2. Data are processed through current versions of each pipeline, and since the pipelines evolve, no single homogeneous set of processed data exists. This slows testing. It also means that target lists generated from earlier data processing runs will not match lists that would be generated from a more recent processing. However, there will be motivation to retain the spectra observed from the earlier target lists, with some process for reconciling the disparity in target lists. Our software and databases are not prepared to handle arbitrary decision trees of this sort.
Data Distribution: The process by which data are pushed to the collaboration is crude. Not all data products are easily accessible at Fermilab; some are online, some are backed up to a tape robot, some are only available on tape offline, some are available but in a compressed format.
The SX database is still being developed. New tools are needed to ease access by members of the collaboration.
The SDSS is committed to a base level data release to the astronomical community in which the object catalogs are distributed via CDROM. The software needed to assemble the CDROMs exists as a prototype only; it was used to create a sampler CDROM in 1998. A full system will be developed at the time of the first full data release.
An enhanced data release plan has been developed for putting additional datasets online, but this plan has not been approved or fully scoped.

Resources and Management

The software development, maintenance, and operations are shared amongst several institutions in the collaboration (approximately 17 FTEs total). At each institution the work is directed by one or more "PI's". The following table lists the institutions with significant responsibilities.
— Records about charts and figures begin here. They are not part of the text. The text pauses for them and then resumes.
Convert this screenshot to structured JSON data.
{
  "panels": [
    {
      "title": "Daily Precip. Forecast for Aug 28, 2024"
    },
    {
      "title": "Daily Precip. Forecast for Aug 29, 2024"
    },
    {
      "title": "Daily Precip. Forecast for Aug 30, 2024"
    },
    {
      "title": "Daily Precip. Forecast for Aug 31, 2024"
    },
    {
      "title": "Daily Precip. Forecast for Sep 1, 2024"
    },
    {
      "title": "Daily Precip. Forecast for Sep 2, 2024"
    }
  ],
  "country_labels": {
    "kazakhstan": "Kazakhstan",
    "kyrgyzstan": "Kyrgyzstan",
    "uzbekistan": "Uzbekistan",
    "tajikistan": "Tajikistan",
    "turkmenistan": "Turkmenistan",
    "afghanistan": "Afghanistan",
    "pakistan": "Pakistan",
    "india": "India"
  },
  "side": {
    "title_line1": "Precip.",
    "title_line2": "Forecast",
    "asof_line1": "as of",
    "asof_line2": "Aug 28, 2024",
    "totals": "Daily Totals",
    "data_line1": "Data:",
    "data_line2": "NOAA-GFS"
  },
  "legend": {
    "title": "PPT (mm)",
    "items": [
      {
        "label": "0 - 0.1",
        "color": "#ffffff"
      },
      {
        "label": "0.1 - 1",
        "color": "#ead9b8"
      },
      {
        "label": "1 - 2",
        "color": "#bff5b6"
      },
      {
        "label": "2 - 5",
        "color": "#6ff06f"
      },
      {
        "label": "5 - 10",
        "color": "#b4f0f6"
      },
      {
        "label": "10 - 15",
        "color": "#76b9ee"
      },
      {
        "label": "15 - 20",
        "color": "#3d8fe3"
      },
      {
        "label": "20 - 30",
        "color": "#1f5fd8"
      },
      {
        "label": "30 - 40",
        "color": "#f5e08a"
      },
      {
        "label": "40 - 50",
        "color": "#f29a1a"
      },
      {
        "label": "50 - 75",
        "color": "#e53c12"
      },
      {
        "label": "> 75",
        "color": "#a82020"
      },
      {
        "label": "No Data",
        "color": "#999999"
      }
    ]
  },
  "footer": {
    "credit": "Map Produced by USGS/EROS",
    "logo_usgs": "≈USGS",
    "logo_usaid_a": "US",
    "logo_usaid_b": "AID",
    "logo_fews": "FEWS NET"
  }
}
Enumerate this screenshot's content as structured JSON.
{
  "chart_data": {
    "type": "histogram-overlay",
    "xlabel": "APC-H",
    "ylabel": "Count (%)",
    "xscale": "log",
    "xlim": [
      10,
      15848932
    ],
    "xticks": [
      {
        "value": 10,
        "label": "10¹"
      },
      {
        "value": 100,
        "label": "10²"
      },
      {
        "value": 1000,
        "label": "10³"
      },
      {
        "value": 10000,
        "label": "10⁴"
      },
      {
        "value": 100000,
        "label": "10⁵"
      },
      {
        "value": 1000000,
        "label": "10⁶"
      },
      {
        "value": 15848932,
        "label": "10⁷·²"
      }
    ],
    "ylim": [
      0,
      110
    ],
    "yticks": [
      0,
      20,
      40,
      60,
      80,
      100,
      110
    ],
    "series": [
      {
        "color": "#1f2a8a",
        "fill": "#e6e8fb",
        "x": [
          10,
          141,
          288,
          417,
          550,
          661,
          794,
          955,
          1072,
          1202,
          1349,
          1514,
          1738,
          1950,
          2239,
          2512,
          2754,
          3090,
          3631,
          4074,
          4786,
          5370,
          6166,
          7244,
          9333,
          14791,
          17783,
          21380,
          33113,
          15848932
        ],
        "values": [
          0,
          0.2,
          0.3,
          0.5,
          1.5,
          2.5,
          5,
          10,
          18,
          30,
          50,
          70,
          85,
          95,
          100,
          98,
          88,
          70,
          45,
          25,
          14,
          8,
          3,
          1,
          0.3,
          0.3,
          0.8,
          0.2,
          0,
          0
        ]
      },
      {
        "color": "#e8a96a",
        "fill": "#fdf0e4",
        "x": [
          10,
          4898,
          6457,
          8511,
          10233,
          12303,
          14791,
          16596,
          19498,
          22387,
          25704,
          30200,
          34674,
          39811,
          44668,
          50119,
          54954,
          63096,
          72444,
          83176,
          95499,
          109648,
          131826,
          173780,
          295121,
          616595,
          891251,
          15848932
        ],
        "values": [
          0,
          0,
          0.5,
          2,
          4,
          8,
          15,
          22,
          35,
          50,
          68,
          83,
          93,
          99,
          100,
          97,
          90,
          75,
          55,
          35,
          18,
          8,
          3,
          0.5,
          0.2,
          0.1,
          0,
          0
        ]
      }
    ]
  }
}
Fermilab: Management, MT pipe, target selection, final calibration, operational database, spectro (2D), infrastructure, all data processing operations, DA maintenance, data distribution to collaboration.
Princeton: Photometric pipelines, spectro (2D), photometric calibrations, mailing lists, bug database.
USNO: Astrometric calibrations, operational database.
U. of Chicago: Spectroscopic Pipelines.
JHU: Photometric calibrations, Science Database.

In addition, various scientists around the project contribute on an ad hoc basis.

Decision making occurs as follows:

The PIs direct the work and set priorities at their own institutions, with the proviso that support for data processing has high priority.
Change requests or tasks that involve two or more pipelines or institutions are coordinates via weekely phone conferences, lead by Head of Data Processing and Distribution. Resolution is usually achieved by consensus.
Decisions that impact the science of the survey or require specific test data to be obtained are elevated to the Head of Science Direction, Technical Director or the Change Control board as appropriate.

Known problems:

We are short on FTE's. We make up in part by depriving scientists of research time.
Change control board is cumbersome and has not yet met.